I started this post three weeks ago and then got lazy. I figured with the convention this week it'd be a good time to do a political post though.

This election it seems that the themes each campaign has chosen correspond to their own weaknesses. John McCain is running on "experience" despite the fact that he's never held any executive or managerial position in his life. McCain's also running on character and "putting America first," despite his temper tantrums and slime-slinging campaign ads, and the fact that his chief of staff was recently a paid agent of a foreign government.

Barack Obama is running on change, and in the primary most of the positions he laid out clearly were a break from the status quo. However since then he's bought in to three major establishment ideas: immunity for telecom companies that aided the government in illegal domestic intelligence collection; the prioritizing of Israel's short-term security over that of the Middle East as a whole; and the selection of Joe Biden as his VP pick (not a bad pick, but not exactly about "change"). His staff selection also is filled with experienced Washington people - and while you definitely need some experience so you can figure out how the place works, filling your Senate staff with Dick Gephardt and Tom Daschle staffers doesn't exactly signal that you want to transform American politics.

John McCain's primary argument is that he's experienced and Obama's a novice who will mess everything up. A look at their campaigns suggests otherwise. Obama's been called "Machiavellian" due to his ruthlessly efficient campaign. Disputes within his office (and I'm assuming they exist) do not end up on the front page of the Washington Post or New York Times the way they do in McCain's campaign and the way they did in Hillary Clinton's. He has raised money hand over fist. His ground operations were by all accounts much better than those of his rivals. He's laying the groundwork for his reelection campaign in 2012 even before he's elected.

Contrast that to McCain's campaign, which is so disorganized he doesn't even know his own positions on key issues like birth control or climate change. He cycles through different cliques of advisers - does he want to be "the original maverick"? Or does he want Karl Rove's proteges to bring him evangelical votes? The answer changes every few months. After a series of attack ads against Obama, defenders of McCain were arguing that McCain was such an 'honorable' guy that his campaign would only put those ads out if McCain wasn't totally in control. It takes a special kind of campaign to reduce the candidate's five years in a torture cell to a farce.

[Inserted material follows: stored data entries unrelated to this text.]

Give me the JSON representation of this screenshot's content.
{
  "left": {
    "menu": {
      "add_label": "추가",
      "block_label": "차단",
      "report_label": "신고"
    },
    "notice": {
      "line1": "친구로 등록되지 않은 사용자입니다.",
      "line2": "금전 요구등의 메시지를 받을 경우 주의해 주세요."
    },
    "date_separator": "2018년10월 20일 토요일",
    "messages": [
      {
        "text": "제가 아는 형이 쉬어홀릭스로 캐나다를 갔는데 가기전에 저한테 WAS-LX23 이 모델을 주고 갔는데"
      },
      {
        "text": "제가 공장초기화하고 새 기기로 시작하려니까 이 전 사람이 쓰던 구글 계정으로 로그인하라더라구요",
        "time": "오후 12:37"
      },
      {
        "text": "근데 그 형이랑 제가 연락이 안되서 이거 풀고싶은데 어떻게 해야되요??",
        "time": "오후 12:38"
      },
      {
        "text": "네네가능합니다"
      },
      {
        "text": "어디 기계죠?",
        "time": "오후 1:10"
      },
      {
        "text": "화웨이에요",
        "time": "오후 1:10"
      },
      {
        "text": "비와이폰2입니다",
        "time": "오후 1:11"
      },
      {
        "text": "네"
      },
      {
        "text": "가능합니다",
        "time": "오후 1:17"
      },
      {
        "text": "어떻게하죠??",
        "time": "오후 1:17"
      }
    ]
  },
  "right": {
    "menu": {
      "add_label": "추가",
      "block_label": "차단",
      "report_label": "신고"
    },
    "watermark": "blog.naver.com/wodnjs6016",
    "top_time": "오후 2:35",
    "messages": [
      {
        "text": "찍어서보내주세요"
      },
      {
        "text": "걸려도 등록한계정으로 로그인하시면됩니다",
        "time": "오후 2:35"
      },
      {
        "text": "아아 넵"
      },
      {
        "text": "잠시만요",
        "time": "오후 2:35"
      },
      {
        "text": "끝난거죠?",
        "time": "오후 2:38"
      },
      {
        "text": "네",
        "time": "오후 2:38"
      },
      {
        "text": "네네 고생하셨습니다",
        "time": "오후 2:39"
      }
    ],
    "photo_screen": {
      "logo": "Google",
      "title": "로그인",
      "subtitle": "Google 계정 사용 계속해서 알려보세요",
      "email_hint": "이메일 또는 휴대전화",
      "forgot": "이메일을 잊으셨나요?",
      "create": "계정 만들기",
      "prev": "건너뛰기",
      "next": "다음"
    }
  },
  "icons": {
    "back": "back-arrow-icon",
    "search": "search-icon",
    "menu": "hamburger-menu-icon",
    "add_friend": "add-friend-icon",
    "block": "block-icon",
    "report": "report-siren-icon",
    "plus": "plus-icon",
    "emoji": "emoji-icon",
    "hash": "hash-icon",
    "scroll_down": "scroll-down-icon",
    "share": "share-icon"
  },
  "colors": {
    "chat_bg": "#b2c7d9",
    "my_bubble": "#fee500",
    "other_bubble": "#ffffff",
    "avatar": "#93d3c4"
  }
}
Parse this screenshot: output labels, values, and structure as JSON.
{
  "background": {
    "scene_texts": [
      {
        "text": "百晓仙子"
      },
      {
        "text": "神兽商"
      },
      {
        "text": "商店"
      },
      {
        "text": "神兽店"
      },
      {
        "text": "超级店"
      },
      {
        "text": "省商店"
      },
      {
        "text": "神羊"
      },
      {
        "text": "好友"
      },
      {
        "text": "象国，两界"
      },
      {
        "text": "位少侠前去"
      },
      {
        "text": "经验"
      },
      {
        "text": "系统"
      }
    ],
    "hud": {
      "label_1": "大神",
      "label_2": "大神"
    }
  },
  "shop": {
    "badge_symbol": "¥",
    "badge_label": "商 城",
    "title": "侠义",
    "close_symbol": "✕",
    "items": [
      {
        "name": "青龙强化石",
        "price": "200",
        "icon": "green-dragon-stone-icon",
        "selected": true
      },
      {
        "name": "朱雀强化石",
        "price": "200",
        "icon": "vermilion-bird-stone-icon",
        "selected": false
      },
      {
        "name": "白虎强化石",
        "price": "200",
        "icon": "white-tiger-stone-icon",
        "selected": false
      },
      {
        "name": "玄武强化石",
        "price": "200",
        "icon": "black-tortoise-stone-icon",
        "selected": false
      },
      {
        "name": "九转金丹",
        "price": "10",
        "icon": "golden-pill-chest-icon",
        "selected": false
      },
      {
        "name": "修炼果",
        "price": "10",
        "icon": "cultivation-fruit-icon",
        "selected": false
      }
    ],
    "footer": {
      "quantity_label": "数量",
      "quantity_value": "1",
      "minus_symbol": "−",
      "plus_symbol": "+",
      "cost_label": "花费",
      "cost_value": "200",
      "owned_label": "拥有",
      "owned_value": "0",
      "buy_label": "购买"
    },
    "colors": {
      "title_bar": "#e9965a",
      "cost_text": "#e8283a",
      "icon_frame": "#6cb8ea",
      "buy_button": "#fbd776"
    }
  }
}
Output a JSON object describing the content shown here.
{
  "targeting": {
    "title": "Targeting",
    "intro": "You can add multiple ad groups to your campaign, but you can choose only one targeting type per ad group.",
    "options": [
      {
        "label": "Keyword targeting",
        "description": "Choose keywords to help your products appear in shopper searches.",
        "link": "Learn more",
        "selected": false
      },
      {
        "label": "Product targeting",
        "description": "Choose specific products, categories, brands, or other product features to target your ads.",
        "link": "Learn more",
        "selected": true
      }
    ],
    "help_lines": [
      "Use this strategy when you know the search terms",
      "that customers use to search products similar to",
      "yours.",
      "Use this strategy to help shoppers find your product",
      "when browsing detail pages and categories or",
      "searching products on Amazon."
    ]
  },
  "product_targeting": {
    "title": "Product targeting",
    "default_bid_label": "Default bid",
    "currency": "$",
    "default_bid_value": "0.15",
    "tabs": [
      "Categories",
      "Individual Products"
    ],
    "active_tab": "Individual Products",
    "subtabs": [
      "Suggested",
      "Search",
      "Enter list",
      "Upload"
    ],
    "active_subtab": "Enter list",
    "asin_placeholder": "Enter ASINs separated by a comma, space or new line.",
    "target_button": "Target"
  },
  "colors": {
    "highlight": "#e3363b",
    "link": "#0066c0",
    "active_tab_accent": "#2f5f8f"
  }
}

McCain's character and integrity has been a sacred cow in the national press corps - despite reversing practically all of his political positions to win the Republican nomination, cheating on his first wife, his involvement in a corruption scandal, his repeated attempts to portray Obama as un-American, and various other failings of character.

Perhaps some campaigns decide to attack other candidates along certain lines in order to take the focus off their own failings. By attacking the other candidate's character or change credentials, maybe they hope they won't have to defend their own. I can't figure the exact reasoning but it definitely makes for a surreal campaign.

As an addendum, all this talking head crap on TV about a divided Democratic party is stupid. The Democratic party is divided over personalities, which can be much more easily mended than being divided over substance. The GOP on the other hand is divided over substance and the entire direction of party, which threatens to split the entire party in a national realignment.